Re: Character folding in text editors

From: Mark Davis ☕️ <>
Date: Sat, 20 Feb 2016 20:29:36 +0100

Yes, that can be used.

Easiest is using ICU. Create a collator, using the "search" keyword. That
can be used to search for text, using settings you want for the strength
(primary differences, secondary, etc). You can also access the collation
keys from the ICU API, and build a mapping yourself of characters to
collation keys that you can use for searching with your own algorithm. That
mapping can also be used to build an equivalence class of characters that
you can pick a representative from.

If you don't use ICU, you can also use the CLDR data directly, but you'll
have to parse it yourself. You'd start with the root locale, then add in
the mappings from the children (eg de.xml). The parsing is not trivial, but
since you are only looking for equivalences (not ordering), it is somewhat


On Sat, Feb 20, 2016 at 6:27 PM, Philippe Verdy <> wrote:

> Unless we have case folding tailored by language, you cannot do that based
> on the Unicode database alone.
> However CLDR provides tailored data about collation.
> From my point of view, it is just a matter or selecting the collation
> strength to use for searches using collation.
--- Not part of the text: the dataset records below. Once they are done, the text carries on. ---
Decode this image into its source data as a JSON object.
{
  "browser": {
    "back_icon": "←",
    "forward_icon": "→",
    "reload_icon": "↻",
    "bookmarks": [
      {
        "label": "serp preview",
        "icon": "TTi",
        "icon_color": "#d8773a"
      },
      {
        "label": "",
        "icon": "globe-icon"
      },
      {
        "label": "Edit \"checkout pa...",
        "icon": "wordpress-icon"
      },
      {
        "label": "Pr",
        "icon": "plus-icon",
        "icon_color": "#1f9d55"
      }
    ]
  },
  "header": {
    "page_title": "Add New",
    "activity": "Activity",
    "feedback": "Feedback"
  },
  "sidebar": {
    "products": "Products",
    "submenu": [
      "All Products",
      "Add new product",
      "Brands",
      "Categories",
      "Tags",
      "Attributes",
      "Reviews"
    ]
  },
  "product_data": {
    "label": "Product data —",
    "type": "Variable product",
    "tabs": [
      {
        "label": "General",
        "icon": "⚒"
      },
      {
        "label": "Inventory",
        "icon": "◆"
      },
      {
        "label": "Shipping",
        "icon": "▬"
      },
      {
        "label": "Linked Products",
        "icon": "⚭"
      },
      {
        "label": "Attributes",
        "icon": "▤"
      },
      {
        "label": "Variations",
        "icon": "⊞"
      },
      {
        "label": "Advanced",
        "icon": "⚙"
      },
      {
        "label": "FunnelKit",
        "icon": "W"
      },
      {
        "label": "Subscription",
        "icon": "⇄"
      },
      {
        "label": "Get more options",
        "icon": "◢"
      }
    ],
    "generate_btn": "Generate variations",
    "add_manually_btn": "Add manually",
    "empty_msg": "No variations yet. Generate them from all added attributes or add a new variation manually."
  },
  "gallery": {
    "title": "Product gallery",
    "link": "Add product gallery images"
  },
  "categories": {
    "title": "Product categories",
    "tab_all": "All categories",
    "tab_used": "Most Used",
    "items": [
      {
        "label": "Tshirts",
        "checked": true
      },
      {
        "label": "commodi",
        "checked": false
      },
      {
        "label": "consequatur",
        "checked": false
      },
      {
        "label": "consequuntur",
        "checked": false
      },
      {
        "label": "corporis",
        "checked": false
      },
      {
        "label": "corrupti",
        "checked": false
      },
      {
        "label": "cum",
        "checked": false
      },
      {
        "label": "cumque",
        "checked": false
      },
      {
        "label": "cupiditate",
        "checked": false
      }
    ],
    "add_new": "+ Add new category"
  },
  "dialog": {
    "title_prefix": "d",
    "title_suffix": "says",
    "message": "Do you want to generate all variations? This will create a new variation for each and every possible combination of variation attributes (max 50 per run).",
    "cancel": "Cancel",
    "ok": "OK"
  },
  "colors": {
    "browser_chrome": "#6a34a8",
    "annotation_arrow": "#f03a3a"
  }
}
All collations in CLDR are
> locale-dependant (the search algorithm must be using either a language
> preselection, or detect the default language used by the document, or set
> explicitly in specific fragments of the document, or use some hints to
> guess what could be the effective language), even if CLDR also defines a
> "root" locale for use in language-neutral contexts, or when the language
> cannot be determined from the document or its metadata.
> 2016-02-20 11:23 GMT+01:00 Elias Mårtenson <>:
>> Hello Unicode,
>> I have been involved in a rather long discussion on the Emacs-devel
>> mailing list[1] concerning the right way to do character folding and we've
>> reached a point where input from Unicode experts would be welcome.
>> The problem is the implementation of equivalence when searching for
>> characters. For example, if I have a buffer containing the following
>> characters (both using the precomposed and canonical forms):
>> o ö ø ó n ñ
>> The character folding feature in Emacs allows a search for "o" to mach
>> some or even all of these characters. The discussion on the mailing list
>> has circulated around both the fact that the correct behaviour here is
>> locale-dependent, and also on the correct way to implement this matching
>> absent any locale-specific exceptions.
>> An English speaker would probably expect a search for "o" to match the
>> first 4 characters and a search for "n" to match the latter two.
>> A Spanish speaker would expect that n and ñ be different but otherwise
>> have the same behaviour as the English user.
>> A Swedish user would definitely expect o and ö to compare differently,
>> but ö and ø to compare the same.
>> I have been reading the materials on trying to see if this
>> has been specifically addressed anywhere by the Unicode Consortium, but my
>> results are inconclusive at best.
>> What is the "correct" way to do this from Unicode's perspective? There is
>> clearly an aspect of locale-dependence here, but how far can the Unicode
>> data help?
>> In particular, as far as I can see there is no way that the Unicode
>> charts can allow me to write an algorithm where o and ø are seen as similar
>> (as would be expected by an English user).